GRAB -- GNU Recognizion Apparatus for Barcodes
----------------------------------------------
version 0.0.4

The purpose of this program is to read a (scanned) image containing a
barcode. The image is then interpreted and the barcode is decoded.
The decoded string is outputted to stdout.

Currently, only Code-128 is supported.

Only rawbits-PGM files are supported, but you may use Netpbm or ImageMagick
to convert images from other formats.

The program is designed to work well with the pbmscan program, so
you can pipe image directly from your scanner to decode2, which does 
the actual work. The result can be piped to xclip program, which pastes
it to the X clipboard. You may then paste the string into any X program.
The included Bash script xbarcode demonstrates this.

To compile, just type "make". To install, copy the files decode2 and
xbarcode, if you like, somewhere in your path.

There are also some Matlab scripts there, if you want to play with them.

Internal workings:
------------------
The grayscale image is processed one scanline at a time. First it is
interpolated to a higher resolution and then thresholded into a binary 
image and the run widths of alternating black and white stripes are counted.
This all is done at one step, so no memory is required for the high resolution
temporary image. The threshold value may either be the mean of the whole
scanline, or it may be adaptively adjusted for each pixel. The adaptive
code makes it possible to recognize barcodes where the image lightness is
varying, but unfortunately it makes recognizion of flatly lighted barcodes
more difficult, so by default it is not used.
(I made some tests, and surprisingly interpolation makes the program
recognize slightly worse the barcodes. So it is disabled by default)

A general function to compute the normalized mean squared error (MSE) of
some code in the code-128 code set in the run widths, starting from a specified 
location is compute_mse(). This function is used in two places, for finding
the start of the barcode and for recognizing each code. The function also
returns the module width (the width of the narrowest possible bar) if the
detection of the code is assumed positive.

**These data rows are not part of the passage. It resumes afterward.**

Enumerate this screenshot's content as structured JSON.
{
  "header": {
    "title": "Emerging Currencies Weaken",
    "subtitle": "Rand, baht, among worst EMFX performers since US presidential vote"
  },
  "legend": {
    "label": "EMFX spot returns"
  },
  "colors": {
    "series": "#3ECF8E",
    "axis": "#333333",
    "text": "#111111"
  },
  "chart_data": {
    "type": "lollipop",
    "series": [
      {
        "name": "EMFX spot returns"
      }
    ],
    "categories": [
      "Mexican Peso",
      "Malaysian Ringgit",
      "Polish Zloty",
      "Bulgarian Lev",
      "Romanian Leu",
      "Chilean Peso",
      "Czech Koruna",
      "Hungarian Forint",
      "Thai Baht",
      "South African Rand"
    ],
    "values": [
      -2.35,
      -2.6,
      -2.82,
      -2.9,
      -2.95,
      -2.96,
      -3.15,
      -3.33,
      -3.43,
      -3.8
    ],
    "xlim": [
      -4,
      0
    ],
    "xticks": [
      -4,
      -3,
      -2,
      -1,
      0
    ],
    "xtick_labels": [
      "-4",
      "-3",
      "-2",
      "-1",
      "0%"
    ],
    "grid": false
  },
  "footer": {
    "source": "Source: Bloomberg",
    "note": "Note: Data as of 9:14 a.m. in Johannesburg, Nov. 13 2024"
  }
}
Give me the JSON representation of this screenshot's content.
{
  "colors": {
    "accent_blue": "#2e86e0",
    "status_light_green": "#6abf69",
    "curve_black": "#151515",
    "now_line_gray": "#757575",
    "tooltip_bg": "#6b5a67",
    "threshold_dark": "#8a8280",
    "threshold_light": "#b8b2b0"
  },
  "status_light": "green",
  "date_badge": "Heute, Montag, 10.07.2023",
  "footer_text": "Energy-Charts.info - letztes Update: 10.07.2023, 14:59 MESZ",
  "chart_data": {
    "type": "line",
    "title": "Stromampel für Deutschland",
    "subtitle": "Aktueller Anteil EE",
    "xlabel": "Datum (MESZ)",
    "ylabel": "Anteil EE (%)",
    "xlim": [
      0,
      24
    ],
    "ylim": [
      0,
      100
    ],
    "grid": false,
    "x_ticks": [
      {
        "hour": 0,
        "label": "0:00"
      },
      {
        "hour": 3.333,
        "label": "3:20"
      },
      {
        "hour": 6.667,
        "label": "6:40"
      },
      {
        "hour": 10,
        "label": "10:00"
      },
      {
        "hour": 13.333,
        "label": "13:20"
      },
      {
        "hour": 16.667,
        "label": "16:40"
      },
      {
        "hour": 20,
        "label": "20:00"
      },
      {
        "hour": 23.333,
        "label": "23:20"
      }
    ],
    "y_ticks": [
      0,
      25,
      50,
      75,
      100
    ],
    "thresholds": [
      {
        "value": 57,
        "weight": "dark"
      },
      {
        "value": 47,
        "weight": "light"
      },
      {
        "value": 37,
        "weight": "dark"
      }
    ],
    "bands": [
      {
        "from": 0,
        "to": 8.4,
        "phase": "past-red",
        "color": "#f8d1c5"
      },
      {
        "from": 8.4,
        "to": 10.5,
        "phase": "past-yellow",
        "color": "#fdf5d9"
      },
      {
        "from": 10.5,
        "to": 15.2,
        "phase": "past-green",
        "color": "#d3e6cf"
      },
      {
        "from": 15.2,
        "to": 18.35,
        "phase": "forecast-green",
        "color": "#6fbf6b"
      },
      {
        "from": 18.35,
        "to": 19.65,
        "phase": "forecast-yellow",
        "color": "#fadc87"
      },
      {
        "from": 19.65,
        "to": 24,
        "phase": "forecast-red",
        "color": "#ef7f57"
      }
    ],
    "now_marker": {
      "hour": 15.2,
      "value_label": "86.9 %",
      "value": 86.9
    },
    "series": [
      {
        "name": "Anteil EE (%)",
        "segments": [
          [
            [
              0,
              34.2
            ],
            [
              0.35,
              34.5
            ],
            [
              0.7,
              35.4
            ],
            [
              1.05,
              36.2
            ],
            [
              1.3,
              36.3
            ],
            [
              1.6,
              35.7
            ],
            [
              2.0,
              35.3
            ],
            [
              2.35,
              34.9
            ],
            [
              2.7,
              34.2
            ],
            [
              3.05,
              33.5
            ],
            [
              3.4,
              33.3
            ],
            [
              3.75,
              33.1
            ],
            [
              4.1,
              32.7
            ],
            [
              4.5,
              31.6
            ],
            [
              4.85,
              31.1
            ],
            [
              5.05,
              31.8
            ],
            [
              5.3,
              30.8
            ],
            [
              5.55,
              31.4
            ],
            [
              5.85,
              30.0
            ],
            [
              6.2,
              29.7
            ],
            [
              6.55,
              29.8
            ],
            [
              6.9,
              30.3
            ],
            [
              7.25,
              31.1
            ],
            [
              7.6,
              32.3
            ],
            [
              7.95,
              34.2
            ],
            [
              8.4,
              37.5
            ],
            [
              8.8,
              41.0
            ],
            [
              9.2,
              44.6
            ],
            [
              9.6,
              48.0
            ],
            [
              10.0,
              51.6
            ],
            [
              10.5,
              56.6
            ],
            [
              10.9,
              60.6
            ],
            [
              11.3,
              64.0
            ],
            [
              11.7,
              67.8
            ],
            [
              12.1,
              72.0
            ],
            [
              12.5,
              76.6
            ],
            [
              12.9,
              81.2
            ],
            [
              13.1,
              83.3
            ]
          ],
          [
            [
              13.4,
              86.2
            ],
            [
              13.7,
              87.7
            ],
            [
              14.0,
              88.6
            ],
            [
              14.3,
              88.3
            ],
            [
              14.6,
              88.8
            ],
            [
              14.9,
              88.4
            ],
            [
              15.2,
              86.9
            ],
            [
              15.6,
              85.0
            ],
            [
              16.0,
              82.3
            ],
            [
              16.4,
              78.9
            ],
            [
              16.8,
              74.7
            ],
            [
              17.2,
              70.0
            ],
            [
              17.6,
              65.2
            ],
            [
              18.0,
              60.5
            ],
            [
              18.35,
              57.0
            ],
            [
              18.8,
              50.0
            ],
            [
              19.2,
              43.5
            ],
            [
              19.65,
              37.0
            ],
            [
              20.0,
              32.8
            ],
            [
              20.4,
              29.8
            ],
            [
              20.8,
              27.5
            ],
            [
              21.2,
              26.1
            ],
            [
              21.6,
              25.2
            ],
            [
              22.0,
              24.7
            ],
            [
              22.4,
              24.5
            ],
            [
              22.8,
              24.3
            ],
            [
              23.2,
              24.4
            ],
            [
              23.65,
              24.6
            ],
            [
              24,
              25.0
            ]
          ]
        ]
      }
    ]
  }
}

The beginning of the barcode is searched from the run widths. It may be
either the start code 103--105 or the end code 106 reversed, in which case
it is assumed that the barcode is horizontally flipped. The MSE is computed
for all four possible codes and for each position in the run widths. The
code and position that gives the lowest MSE is selected. The associated
module width is saved. (Reverse recognizion is not yet implemented)

At this point, by default, are made some sanity checks. First, the selected
MSE is compared to some value (0.1). If the MSE is too big, we assume that
it isn't a real match and declare that no barcode were found. Second, the
ratio of the best MSE and the second best MSE is computed. If they are too
close each other, the confidence is low and also in this case the barcode
is rejected.

Now that the start of the barcode has been found, the rest of the barcode
is decoded. The MSE of each of the codes in the code-128 set is computed
and the code with the lowest MSE selected. Sanity checks are again done,
if desired, including not only the MSE of the detected code but also the 
module width of the code compared to the module width of the start code.

When the end-of-the-barcode code is detected, the next phase verifies
the checksum and translated the codes into an ASCII string, which is
then printed.

Tricky part: my scanner is exactly 105 mm wide. The Finnish bank barcode
standard defines the maximum width of the barcodes to be exactly 105 mm.
What a coincidence. Unfortunately, many barcodes are illegal and 106 mm
wide which makes them impossible to scan at one pass. So there's code
that allows you to scan them in two passes: when only left part of a barcode 
is detected, it is compared to saved right parts of barcodes, to find the 
corresponding part which allows building the whole barcode.
(This section is to do; not yet implemented)

Benchmarking:
-------------
Define BENCHMARK in the C code, and run the program with bartest-0.1.pgm.
The program tries to recognize each scanline in the test image, and
displays how many were successful. Result image will be written to
result.pgm, which is the original image plus a black mark at the
right edge for scanlines that were succesfully recognized.

References:
-----------
xclip:		http://www.mercuryit.com.au/~kims/xclip/
GNU Barcode:	ftp://ftp.gnu.org/pub/gnu/barcode/
Netpbm:		???
Pbmscan:	???
Scanner driver:	http://www.ee.oulu.fi/~tuukkat/releases.html

- tuukkat@ee.oulu.fi 2001-11-04